What helps your score:
- Haunt Appearance (exterior and interior) - We expect a corn maze or forest to be dirty. There's dirt outside, and that's okay. Having proper signage, adequate lighting outside for indoor haunts and clear paths for outdoor haunts, looking like a spooky or creepy haunt, and making it look like you care about your haunt really help the overall experience.
- Quality of Acting - Not everybody is a movie star, and we realize that, but that being said, I've seen some crazy stupid awesome actors really knock it outta the park! Perfect timing, perfect makeup, and not only saying the right things but saying them in the right way are very possible with many local haunts!

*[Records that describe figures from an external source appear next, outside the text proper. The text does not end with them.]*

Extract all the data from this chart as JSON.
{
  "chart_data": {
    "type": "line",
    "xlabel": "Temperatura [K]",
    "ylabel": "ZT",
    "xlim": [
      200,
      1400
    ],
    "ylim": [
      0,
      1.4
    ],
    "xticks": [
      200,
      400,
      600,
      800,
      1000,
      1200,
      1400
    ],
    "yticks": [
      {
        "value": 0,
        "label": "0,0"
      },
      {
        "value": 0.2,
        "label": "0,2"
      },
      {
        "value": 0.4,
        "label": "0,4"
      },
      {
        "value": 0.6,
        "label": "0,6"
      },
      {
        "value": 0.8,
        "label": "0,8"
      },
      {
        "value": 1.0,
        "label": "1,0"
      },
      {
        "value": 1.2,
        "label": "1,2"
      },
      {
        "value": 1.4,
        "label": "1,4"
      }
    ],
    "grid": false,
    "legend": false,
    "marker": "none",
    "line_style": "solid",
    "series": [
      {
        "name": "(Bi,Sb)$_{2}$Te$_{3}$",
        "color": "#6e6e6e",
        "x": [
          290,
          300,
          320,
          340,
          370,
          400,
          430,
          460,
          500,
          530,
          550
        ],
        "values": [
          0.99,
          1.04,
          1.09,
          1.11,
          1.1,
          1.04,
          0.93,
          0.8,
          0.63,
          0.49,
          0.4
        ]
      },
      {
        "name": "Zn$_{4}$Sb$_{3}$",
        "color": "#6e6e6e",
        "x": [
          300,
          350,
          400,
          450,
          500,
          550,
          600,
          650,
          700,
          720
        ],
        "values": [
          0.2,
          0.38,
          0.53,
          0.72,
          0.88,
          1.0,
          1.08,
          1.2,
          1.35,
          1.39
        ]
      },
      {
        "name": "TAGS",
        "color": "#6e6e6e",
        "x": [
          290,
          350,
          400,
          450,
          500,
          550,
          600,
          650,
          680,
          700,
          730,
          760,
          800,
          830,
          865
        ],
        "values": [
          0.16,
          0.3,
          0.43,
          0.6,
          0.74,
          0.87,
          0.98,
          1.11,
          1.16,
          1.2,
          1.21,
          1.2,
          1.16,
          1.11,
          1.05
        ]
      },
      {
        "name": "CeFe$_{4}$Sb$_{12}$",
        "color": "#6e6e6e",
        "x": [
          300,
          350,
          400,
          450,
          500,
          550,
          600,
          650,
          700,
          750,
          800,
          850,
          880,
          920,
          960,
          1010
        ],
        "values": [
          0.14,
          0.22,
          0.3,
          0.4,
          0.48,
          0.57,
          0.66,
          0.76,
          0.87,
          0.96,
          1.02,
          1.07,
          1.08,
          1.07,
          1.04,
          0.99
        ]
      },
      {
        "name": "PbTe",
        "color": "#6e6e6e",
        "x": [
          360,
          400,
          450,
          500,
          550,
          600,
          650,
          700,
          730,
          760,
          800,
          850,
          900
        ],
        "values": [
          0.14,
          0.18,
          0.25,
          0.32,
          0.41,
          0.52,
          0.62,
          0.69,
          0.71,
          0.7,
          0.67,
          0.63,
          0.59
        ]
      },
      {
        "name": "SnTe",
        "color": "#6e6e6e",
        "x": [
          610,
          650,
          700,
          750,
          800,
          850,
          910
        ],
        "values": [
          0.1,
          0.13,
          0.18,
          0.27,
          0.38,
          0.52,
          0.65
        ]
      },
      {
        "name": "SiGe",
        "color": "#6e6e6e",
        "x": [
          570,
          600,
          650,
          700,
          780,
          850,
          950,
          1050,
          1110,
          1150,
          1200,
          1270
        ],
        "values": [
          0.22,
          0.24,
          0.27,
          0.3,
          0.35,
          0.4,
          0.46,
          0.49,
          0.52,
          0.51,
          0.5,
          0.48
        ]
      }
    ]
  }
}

- Realistic Props - Okay, we don't want real severed body parts, because that means you either stole them from the morgue or killed someone to get them. But if it doesn't look like it was bought at the Dollar Tree (no offense, Dollar Tree is awesome for some things!), and you make it look realistic, that's what really counts.
- Decorations - This goes hand-in-hand with props, don't go steal a coffin or headstone, don't bleed someone dry and splatter real blood around the place, but using quality materials to build each scene/room is a real helper!
- Setup/Design of Haunt - There's nothing quite like walking out of a haunt and really feeling like you've escaped a nightmare. When the scenes flow from one to another without feeling awkward, when there's clear direction of which way to go, and when the overall look and feel of the set is nightmare inducing, then you're doing it right.
- Level of Actual Fear (Scare Factor) - Everyone has their own special fears, and for me (Ash) it's clowns and insects. Irrational, perhaps, but when the clowns come to play, Ashley buries her face into Michala's or Jennifer's arm or side (or boobs, or back...whatever's immediately available). I'll let Kay and Jenn tell you what they're afraid of, but just know we all have very different fears. If a chainsaw guy can scare ME, he's awesome at his job. But the "BOO" factor, where the actors or animatronics pop out at you and scream, shouldn't be the only scares.
- Shock Factor - However, you can't have a haunted house without the "BOO" factor. There should be a decent amount of shock during the haunt, but it shouldn't be the only thing the haunt relies on.
- Interaction - I can't stress enough, when the actors interact with us (even when not touching, but communicating otherwise) this really adds a level of entertainment to the whole experience. Now, the ones where they CAN and WILL touch you...I personally think those are the best. Because when you say nothing at all, but instead come at me with a syringe full of goodness only knows what, I don't care if it's fake, I'll probably run away screaming. And if you whisper my name in a creepy place, I might just pee my britches...
- Originality - Few things are better than doing the same thing everyone else is doing, but doing it differently and doing it better. Visiting these unique places is definitely one of those few things. I love to go somewhere that isn't all Jason, Freddy, Michael Myers, and Leatherface. I love my horror movie characters, but they don't scare me. Give me something else. Give me unique.
- Lazy acting
- Relying solely on shock value rather than actual fear
- Short scares (especially when mixed with long lines)
- Too much focus on Hollywood scenes without interaction
- Poor set design
- Unrealistic props/design
Now granted, every haunted house will be different (in theory) and this is just a general list of things we keep in mind when we visit a haunt. But just to give you an idea, we don't just BS our way through these, we really stop to evaluate the haunt while going through, and the more terrified we are, the higher the score will be, usually.
So, now you know what we look for, and what we think about when going through the haunts. May the nightmares begin!!